IN OTHER NEWS:
The UAE said it would leave OPEC from 1st May – citing a shift towards prioritising national interests and expanding production capacity. The move marks a significant structural rupture, though the immediate impact is limited due to the ongoing conflict.
EU gas demand is set to fall by 2.5% this year – pressured by high prices, persistent geopolitical risk and rising renewable output.
Japan will temporarily increase coal-fired power generation – to offset LNG supply disruptions caused by the closure of the Strait of Hormuz. The plan includes suspending for one year the 50% utilisation limit on coal-fired power plants, potentially reducing LNG imports routed via the Strait by 10%.
The European Commission has approved state aid schemes in Germany, Bulgaria and Slovenia to provide temporary electricity price relief for energy-intensive industries.
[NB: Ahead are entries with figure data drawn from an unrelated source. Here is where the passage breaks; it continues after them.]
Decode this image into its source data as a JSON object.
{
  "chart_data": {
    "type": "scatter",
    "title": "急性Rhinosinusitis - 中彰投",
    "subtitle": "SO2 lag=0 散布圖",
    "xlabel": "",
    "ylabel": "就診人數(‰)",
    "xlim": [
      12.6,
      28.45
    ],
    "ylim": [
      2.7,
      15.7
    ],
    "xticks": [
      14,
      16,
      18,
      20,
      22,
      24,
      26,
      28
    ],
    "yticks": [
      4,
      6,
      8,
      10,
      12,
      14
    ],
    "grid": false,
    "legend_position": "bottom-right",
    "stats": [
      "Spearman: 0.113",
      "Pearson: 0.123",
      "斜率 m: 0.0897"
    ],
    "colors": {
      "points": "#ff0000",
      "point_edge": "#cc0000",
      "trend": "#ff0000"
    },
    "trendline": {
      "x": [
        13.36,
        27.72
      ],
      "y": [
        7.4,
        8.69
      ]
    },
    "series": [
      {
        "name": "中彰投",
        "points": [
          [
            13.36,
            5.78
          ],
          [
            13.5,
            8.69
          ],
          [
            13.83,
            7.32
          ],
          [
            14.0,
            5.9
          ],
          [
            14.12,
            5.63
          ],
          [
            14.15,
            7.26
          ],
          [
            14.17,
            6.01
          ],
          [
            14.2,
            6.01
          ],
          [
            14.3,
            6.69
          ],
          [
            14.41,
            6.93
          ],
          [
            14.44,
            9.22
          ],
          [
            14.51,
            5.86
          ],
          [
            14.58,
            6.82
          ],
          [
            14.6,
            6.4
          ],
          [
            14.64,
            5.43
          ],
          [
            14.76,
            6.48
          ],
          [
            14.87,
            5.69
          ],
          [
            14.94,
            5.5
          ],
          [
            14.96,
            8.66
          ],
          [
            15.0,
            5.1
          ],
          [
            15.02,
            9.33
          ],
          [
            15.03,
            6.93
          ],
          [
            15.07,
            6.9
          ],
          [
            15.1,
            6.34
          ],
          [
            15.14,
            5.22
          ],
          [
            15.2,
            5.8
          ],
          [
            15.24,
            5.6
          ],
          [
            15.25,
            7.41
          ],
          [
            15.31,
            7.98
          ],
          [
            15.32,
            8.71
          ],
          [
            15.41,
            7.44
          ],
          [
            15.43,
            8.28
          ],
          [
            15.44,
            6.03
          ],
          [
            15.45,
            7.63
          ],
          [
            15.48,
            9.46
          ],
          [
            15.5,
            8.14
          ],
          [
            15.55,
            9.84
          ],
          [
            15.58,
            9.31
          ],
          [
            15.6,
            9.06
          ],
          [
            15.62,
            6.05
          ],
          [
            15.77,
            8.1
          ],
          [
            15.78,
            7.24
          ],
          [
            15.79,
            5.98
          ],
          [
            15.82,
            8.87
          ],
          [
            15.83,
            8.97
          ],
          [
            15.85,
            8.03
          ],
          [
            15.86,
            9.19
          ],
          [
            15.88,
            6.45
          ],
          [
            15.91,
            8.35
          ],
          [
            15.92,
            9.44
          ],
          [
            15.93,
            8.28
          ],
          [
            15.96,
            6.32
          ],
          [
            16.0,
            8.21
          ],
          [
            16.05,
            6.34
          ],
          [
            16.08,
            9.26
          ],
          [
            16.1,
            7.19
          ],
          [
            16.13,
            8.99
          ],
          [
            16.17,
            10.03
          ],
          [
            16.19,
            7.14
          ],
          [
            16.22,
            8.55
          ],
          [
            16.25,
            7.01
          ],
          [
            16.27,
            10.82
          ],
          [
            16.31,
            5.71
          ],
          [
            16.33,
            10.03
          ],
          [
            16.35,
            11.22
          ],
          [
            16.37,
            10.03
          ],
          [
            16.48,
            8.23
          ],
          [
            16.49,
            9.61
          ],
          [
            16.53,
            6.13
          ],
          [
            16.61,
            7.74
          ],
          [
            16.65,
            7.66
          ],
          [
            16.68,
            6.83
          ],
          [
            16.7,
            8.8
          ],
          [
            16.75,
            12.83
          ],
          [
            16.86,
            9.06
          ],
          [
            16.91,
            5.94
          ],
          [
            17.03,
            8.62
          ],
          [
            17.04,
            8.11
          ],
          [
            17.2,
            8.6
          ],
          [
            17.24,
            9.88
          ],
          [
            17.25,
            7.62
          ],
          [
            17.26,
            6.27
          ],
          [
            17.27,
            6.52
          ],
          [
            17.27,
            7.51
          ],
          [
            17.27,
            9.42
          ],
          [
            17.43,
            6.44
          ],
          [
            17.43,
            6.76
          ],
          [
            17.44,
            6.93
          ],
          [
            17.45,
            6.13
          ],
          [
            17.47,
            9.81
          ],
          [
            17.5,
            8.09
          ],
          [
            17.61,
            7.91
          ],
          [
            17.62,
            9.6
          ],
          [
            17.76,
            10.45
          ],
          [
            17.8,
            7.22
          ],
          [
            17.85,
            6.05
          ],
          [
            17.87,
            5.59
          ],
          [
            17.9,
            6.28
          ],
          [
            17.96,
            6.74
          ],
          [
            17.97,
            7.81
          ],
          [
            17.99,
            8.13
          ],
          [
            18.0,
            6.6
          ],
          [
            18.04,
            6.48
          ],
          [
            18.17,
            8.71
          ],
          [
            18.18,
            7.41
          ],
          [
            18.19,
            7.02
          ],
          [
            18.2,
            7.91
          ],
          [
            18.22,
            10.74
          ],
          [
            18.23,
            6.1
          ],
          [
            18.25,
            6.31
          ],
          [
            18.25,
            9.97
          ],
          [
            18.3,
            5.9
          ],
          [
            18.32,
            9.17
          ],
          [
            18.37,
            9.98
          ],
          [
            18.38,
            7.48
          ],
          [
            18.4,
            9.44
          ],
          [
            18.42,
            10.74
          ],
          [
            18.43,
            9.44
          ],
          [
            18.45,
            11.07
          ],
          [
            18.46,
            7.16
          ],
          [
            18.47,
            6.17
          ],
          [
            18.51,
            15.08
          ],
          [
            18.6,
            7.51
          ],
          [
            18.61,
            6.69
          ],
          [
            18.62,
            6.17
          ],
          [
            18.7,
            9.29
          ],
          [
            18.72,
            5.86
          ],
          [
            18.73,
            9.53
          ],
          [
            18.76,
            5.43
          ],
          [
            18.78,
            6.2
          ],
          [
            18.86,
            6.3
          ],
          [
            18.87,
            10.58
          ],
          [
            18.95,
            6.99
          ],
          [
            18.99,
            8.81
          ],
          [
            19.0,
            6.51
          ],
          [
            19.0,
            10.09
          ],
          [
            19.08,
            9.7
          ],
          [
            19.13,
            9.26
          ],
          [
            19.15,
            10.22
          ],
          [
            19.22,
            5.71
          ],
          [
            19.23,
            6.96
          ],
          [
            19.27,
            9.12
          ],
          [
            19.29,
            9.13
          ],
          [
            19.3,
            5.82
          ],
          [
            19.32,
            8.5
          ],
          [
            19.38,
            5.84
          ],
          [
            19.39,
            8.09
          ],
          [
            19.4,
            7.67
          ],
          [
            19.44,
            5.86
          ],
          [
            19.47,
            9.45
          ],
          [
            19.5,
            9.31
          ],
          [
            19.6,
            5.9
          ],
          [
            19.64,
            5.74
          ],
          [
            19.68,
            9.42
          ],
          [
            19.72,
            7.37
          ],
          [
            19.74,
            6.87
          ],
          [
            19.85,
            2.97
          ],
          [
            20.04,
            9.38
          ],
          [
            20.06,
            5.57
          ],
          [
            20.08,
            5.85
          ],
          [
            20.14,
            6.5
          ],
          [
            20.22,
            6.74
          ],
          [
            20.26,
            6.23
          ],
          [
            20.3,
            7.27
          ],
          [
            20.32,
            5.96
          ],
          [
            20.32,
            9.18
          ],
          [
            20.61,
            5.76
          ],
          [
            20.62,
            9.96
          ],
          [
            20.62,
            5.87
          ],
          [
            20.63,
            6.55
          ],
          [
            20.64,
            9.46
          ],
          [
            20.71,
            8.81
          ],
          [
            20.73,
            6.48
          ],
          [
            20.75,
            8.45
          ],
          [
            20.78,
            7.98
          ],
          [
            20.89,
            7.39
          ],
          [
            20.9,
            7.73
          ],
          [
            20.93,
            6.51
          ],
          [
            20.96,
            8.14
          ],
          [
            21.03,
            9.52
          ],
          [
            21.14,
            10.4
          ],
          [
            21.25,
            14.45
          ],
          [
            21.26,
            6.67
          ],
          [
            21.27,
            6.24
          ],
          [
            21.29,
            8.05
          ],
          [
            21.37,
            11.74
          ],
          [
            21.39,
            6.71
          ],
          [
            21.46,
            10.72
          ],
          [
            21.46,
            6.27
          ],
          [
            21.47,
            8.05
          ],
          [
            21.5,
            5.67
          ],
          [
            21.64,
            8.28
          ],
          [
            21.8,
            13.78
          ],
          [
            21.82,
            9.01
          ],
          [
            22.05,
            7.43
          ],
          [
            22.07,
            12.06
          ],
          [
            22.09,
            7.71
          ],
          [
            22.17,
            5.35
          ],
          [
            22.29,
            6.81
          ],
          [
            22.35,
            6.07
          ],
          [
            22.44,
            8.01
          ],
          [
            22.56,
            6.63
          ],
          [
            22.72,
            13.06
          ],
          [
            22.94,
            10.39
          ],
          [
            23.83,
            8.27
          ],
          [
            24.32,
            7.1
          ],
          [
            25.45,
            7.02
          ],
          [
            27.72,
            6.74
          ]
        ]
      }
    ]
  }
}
The UK services sector expanded further in April, with output recovering modestly after March’s sharp loss of momentum. Manufacturing also showed early signs of improvement, with output, new orders and employment trends all strengthening.
Energy independence part of Starmer’s reset in King’s Speech – At the heart of the programme is a new Energy Independence Bill which ministers say will accelerate homegrown renewables, speed up grid and infrastructure delivery and strengthen Britain’s long-term energy security, following the latest Middle East crisis. The government said “increased production of clean British energy” would stop hostile states attacking the UK’s economic security through global energy markets.
E.ON takes over OVO for undisclosed figure to create giant supplier – E.ON has agreed a deal to acquire OVO in a major shake-up of the UK energy market that would create a supplier with almost 10 million customers.